Witaj: Niezalogowany | LOGOWANIE | REJESTRACJA
Jak zarobić w minutę siedem milionów
Wysłane przez Marcin B. Brixen w 24-04-2014 [23:30]
Podczas lekcji do klasy wszedł pan dyrektor.
- Sprawa jest bardzo pilna - oświadczył klasie drugiej a bez żadnych wstępów. - Powstaje film o szkole. W związku z tym potrzebne będą materiały do tego filmu. Proszę, abyście przynieśli wszystko. Wszystko co macie. Oczywiście oryginały zostaną wam zwrócone.
- Komu to przynosić? - spytała dziewczynka, która zawsze odzywała się jako pierwsza.
- Całość koordynuje pani wicedyrektor - poinformował pan dyrektor i wyszedł.

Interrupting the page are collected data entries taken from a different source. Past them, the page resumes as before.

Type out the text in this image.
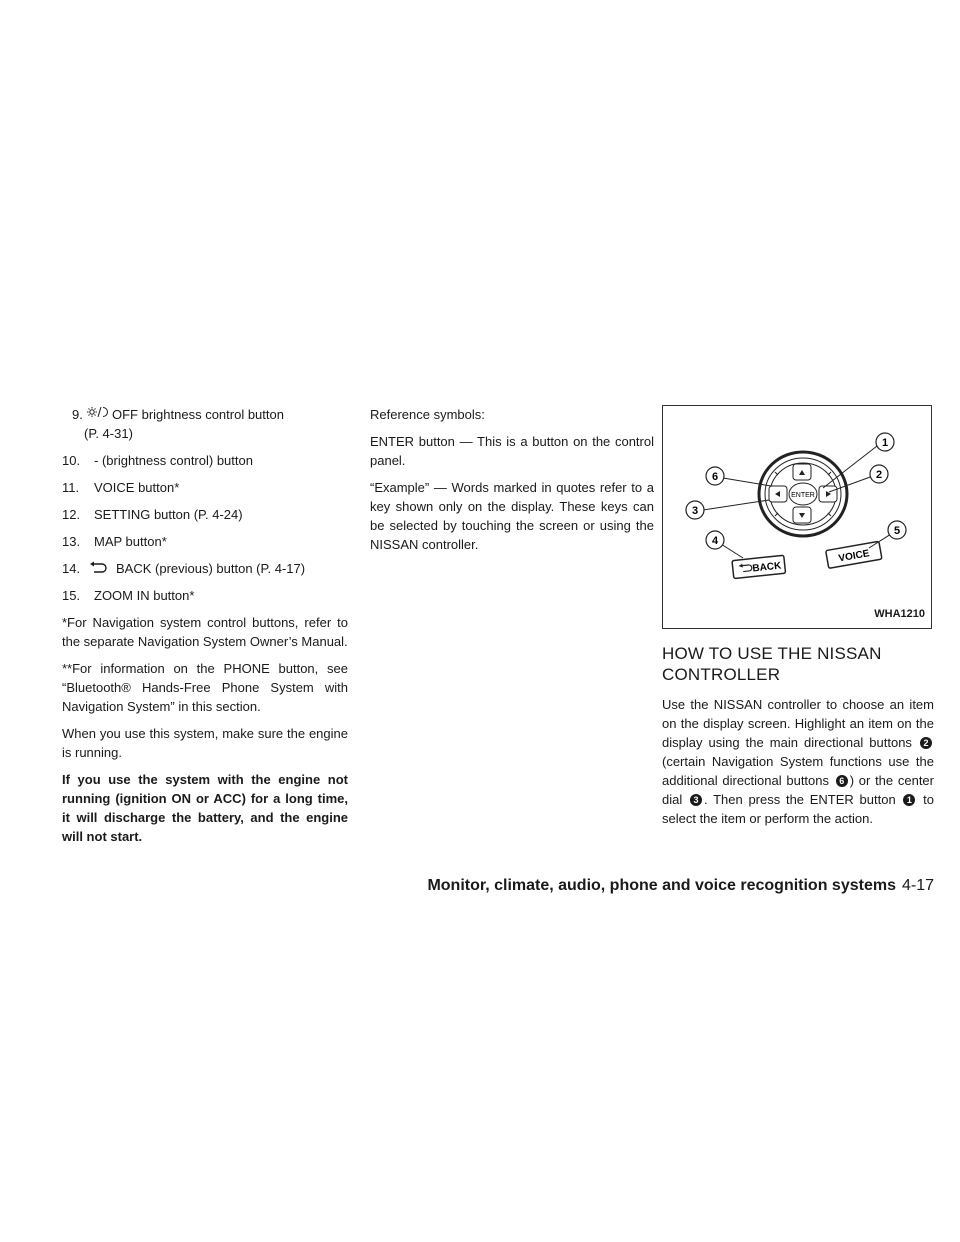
9. OFF brightness control button
(P. 4-31)
10.	- (brightness control) button
11.	VOICE button*
12.	SETTING button (P. 4-24)
13.	MAP button*
14.	BACK (previous) button (P. 4-17)
15.	ZOOM IN button*

*For Navigation system control buttons, refer to the separate Navigation System Owner’s Manual.

**For information on the PHONE button, see “Bluetooth® Hands-Free Phone System with Navigation System” in this section.

When you use this system, make sure the engine is running.

If you use the system with the engine not running (ignition ON or ACC) for a long time, it will discharge the battery, and the engine will not start.

Reference symbols:

ENTER button — This is a button on the control panel.

“Example” — Words marked in quotes refer to a key shown only on the display. These keys can be selected by touching the screen or using the NISSAN controller.

ENTER
BACK
VOICE
1
2
3
4
5
6
WHA1210
HOW TO USE THE NISSAN CONTROLLER

Use the NISSAN controller to choose an item on the display screen. Highlight an item on the display using the main directional buttons 2 (certain Navigation System functions use the additional directional buttons 6 ) or the center dial 3 . Then press the ENTER button 1 to select the item or perform the action.

Monitor, climate, audio, phone and voice recognition systems 4-17
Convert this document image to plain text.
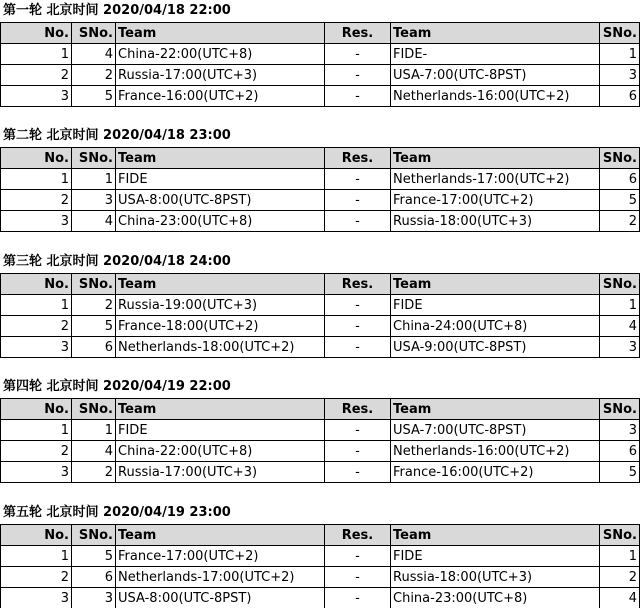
第一轮 北京时间 2020/04/18 22:00
No.	SNo.	Team	Res.	Team	SNo.
1	4	China-22:00(UTC+8)	-	FIDE-	1
2	2	Russia-17:00(UTC+3)	-	USA-7:00(UTC-8PST)	3
3	5	France-16:00(UTC+2)	-	Netherlands-16:00(UTC+2)	6
第二轮 北京时间 2020/04/18 23:00
No.	SNo.	Team	Res.	Team	SNo.
1	1	FIDE	-	Netherlands-17:00(UTC+2)	6
2	3	USA-8:00(UTC-8PST)	-	France-17:00(UTC+2)	5
3	4	China-23:00(UTC+8)	-	Russia-18:00(UTC+3)	2
第三轮 北京时间 2020/04/18 24:00
No.	SNo.	Team	Res.	Team	SNo.
1	2	Russia-19:00(UTC+3)	-	FIDE	1
2	5	France-18:00(UTC+2)	-	China-24:00(UTC+8)	4
3	6	Netherlands-18:00(UTC+2)	-	USA-9:00(UTC-8PST)	3
第四轮 北京时间 2020/04/19 22:00
No.	SNo.	Team	Res.	Team	SNo.
1	1	FIDE	-	USA-7:00(UTC-8PST)	3
2	4	China-22:00(UTC+8)	-	Netherlands-16:00(UTC+2)	6
3	2	Russia-17:00(UTC+3)	-	France-16:00(UTC+2)	5
第五轮 北京时间 2020/04/19 23:00
No.	SNo.	Team	Res.	Team	SNo.
1	5	France-17:00(UTC+2)	-	FIDE	1
2	6	Netherlands-17:00(UTC+2)	-	Russia-18:00(UTC+3)	2
3	3	USA-8:00(UTC-8PST)	-	China-23:00(UTC+8)	4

Wkrótce wieść rozniosła się falą entuzjazmu po całej szkole.
- Będziemy w filmie!!! - darł się uszczęśliwiony okularnik. Zresztą, szczęśliwi byli wszyscy uczniowie. Mniej szczęśliwi byli nauczyciele, którzy narzekali, że to wszystko dezorganizuje im zajęcia. A już najmniej szczęśliwi byli rodzice, którzy dowiedzieli się, że muszą partycypować w kosztach.

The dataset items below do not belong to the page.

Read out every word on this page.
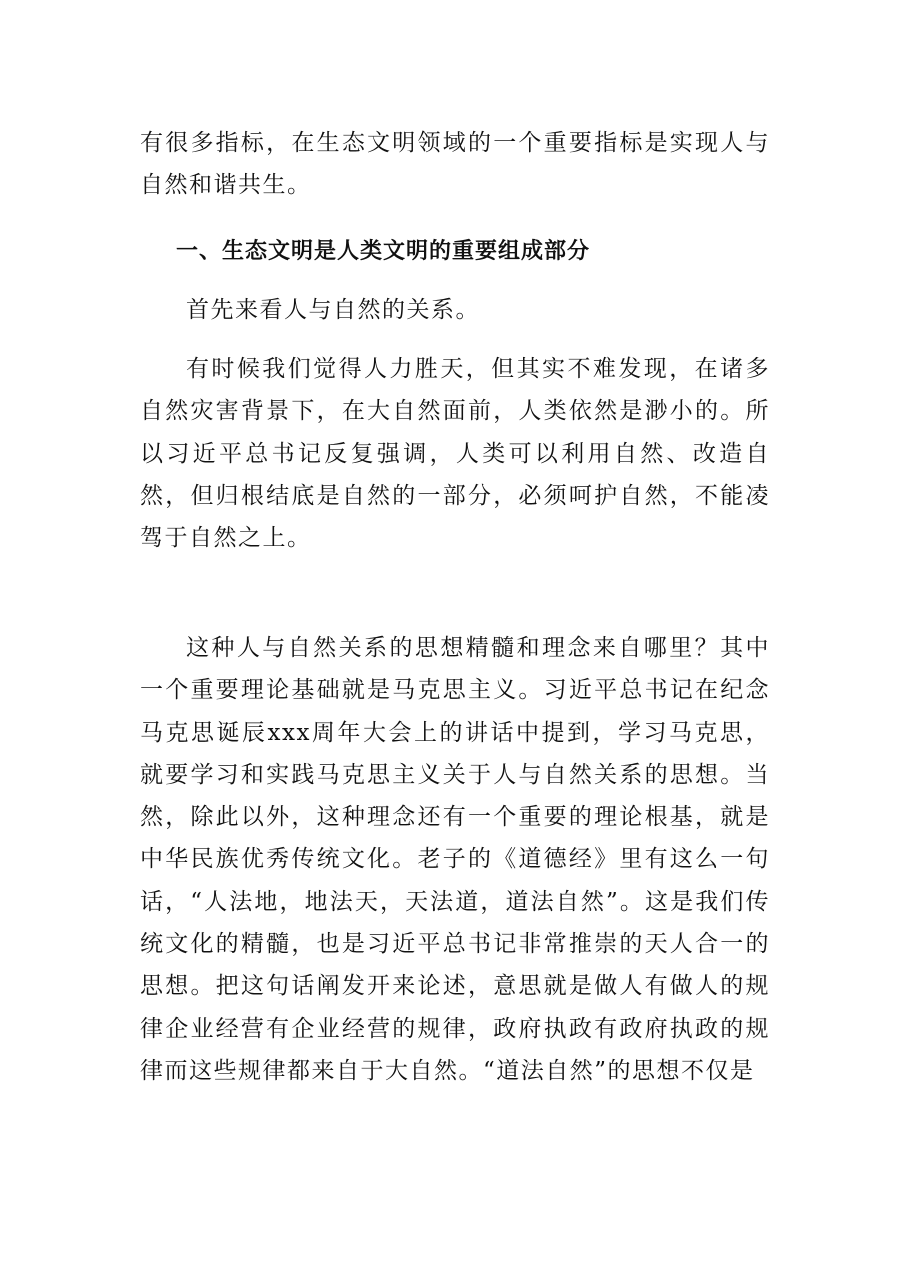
有很多指标，在生态文明领域的一个重要指标是实现人与自然和谐共生。

一、生态文明是人类文明的重要组成部分

首先来看人与自然的关系。

有时候我们觉得人力胜天，但其实不难发现，在诸多自然灾害背景下，在大自然面前，人类依然是渺小的。所以习近平总书记反复强调，人类可以利用自然、改造自然，但归根结底是自然的一部分，必须呵护自然，不能凌驾于自然之上。

这种人与自然关系的思想精髓和理念来自哪里？其中一个重要理论基础就是马克思主义。习近平总书记在纪念马克思诞辰xxx周年大会上的讲话中提到，学习马克思，就要学习和实践马克思主义关于人与自然关系的思想。当然，除此以外，这种理念还有一个重要的理论根基，就是中华民族优秀传统文化。老子的《道德经》里有这么一句话，“人法地，地法天，天法道，道法自然”。这是我们传统文化的精髓，也是习近平总书记非常推崇的天人合一的思想。把这句话阐发开来论述，意思就是做人有做人的规律企业经营有企业经营的规律，政府执政有政府执政的规律而这些规律都来自于大自然。“道法自然”的思想不仅是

- Ale czego się nie robi dla kinematografii i własnego dziecka! - stwierdzili rodzice i jednak partycypowali.
Ale najbardziej szczęśliwą osobą była pani wicedyrektor. Zbierała materiały, udzielała odpowiedzi, słowem - była ważna. Lecz kiedy zajrzała do gabinetu pana dyrektora, jej entuzjazm gwałtownie opadł.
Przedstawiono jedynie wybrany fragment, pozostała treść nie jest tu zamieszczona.